The fact that players can choose pronouns in Starfield is a good thing for representation, as it’s a very simple addition that’s often non-invasive and tucked away in a menu for spacefarers to change if they so wish. Case in point, Starfield‘s customization process can even be completed without ever touching the pronoun menu, as the game will automatically choose them for players when they first start making their character, but it still gives them the option to personalize their adventurer. Not only is this a positive change from past Bethesda RPGs, but it also has its in-game uses.

At times, Starfield will address the player character in third-person rather than first-person when two or more other characters are talking about the player’s avatar, and this is why choosing a character’s pronouns actually matters. As ridiculous as the notion that pronouns are woke is, they are meant to tell others how to address an individual, be it in real life or in a game.

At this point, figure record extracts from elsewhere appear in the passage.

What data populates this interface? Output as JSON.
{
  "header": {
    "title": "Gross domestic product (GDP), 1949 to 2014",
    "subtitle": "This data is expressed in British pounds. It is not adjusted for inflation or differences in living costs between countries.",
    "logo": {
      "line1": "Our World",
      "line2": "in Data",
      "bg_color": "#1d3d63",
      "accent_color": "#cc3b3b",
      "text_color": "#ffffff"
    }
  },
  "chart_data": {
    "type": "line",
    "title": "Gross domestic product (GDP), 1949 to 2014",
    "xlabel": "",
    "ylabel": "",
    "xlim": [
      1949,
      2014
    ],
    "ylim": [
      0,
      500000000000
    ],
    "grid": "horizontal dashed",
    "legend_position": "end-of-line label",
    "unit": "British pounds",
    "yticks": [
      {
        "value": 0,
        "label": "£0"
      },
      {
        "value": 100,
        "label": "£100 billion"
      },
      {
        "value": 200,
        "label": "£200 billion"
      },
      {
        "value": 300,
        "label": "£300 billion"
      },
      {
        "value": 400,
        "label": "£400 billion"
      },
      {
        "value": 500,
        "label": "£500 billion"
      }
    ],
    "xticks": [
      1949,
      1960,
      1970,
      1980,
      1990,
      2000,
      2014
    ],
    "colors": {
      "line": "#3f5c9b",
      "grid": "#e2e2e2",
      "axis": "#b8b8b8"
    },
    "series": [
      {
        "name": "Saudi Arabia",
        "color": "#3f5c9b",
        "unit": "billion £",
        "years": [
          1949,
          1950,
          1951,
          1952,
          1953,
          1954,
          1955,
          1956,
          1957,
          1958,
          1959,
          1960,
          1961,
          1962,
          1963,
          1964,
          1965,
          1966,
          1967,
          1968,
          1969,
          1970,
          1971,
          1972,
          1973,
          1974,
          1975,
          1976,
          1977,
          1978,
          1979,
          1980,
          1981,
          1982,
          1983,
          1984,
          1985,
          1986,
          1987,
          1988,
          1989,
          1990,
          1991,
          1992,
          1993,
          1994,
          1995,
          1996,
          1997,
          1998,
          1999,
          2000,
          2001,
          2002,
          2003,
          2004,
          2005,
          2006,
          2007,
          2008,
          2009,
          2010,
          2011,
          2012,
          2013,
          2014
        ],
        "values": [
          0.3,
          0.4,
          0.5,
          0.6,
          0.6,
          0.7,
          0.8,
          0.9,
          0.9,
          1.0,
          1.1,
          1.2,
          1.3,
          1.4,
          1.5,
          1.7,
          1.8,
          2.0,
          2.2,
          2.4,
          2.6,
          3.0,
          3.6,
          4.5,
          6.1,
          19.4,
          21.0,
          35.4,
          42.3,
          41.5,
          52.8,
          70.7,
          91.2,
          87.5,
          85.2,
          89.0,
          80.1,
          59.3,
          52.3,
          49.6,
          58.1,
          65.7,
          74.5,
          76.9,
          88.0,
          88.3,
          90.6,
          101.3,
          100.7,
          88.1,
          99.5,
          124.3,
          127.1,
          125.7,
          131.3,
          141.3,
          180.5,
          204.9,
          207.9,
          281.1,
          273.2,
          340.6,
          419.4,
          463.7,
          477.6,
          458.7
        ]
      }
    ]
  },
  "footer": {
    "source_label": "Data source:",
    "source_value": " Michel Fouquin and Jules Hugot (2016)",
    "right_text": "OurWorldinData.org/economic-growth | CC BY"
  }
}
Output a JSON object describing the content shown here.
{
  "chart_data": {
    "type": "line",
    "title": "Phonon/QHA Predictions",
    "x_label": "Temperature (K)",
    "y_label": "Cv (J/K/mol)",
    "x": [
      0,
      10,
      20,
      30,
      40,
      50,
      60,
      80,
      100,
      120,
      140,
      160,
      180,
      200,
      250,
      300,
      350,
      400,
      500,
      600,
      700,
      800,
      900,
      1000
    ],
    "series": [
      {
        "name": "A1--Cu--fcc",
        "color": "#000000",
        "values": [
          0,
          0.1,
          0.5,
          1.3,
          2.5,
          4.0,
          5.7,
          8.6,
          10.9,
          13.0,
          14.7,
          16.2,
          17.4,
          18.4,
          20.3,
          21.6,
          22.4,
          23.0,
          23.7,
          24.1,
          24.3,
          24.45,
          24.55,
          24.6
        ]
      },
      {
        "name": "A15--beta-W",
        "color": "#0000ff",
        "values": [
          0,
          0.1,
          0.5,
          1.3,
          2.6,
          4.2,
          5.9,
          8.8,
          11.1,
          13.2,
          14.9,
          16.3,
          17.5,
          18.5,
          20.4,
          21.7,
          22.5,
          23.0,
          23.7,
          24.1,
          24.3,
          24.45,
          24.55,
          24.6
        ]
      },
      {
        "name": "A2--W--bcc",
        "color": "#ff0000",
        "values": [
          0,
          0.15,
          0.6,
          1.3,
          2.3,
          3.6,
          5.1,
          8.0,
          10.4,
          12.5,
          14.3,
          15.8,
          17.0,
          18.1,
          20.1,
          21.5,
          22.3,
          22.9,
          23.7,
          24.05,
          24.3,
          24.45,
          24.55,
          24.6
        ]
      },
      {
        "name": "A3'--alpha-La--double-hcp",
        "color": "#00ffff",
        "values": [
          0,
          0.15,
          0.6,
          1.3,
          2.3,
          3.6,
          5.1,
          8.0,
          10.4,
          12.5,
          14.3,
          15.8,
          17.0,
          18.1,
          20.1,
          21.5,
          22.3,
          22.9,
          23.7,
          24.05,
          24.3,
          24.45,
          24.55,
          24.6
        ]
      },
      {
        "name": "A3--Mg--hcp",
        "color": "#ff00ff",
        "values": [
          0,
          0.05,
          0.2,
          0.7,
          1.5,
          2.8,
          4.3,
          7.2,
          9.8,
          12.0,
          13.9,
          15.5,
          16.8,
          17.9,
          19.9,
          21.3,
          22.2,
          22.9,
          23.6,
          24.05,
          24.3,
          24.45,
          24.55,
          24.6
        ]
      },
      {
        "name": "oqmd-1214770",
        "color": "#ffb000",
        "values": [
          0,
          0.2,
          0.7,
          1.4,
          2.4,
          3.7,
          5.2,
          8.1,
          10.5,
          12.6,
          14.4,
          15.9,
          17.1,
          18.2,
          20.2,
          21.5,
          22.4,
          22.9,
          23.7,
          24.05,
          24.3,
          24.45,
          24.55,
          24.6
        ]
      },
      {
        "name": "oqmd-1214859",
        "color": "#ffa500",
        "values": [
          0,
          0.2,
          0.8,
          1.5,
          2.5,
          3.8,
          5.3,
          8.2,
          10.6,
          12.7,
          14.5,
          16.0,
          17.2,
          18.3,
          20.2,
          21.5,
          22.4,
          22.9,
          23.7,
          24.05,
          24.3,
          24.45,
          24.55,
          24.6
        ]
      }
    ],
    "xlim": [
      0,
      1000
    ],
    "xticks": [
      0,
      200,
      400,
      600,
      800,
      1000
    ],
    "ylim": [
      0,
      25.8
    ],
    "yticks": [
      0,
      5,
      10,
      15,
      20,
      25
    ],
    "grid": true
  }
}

Starfield takes customization to the next level by making it all about total freedom, and this is reflected in gamers’ ability to define every single aspect of their characters and whatever gameplay experience ensues, including something as minor as how the game talks about the main character. Some playthroughs will see a space pirate protagonist who’s interested in blowing ships up, and others will see someone never fire a gun unless necessary and instead talk their way out of trouble.

This is why the actual RPG experience in Starfield is so important for the industry’s future. However, the game is being boycotted or refunded by those who feel Bethesda is trying to bring politics into a title, depriving them of their escapism or immersion. This approach also translates into little acceptance of diversity in Starfield, such as trans characters being seen as further “proof” of the game trying to shove a given ideology down players’ throats when it’s just something the game needs for some scenes to work. And beyond that bare-level definition of a pronoun, it enables even more choice for players to be who they are or want to be, which is apparently a bad thing to some folks.

Starfield launches September 6 for PC and Xbox Series X/S.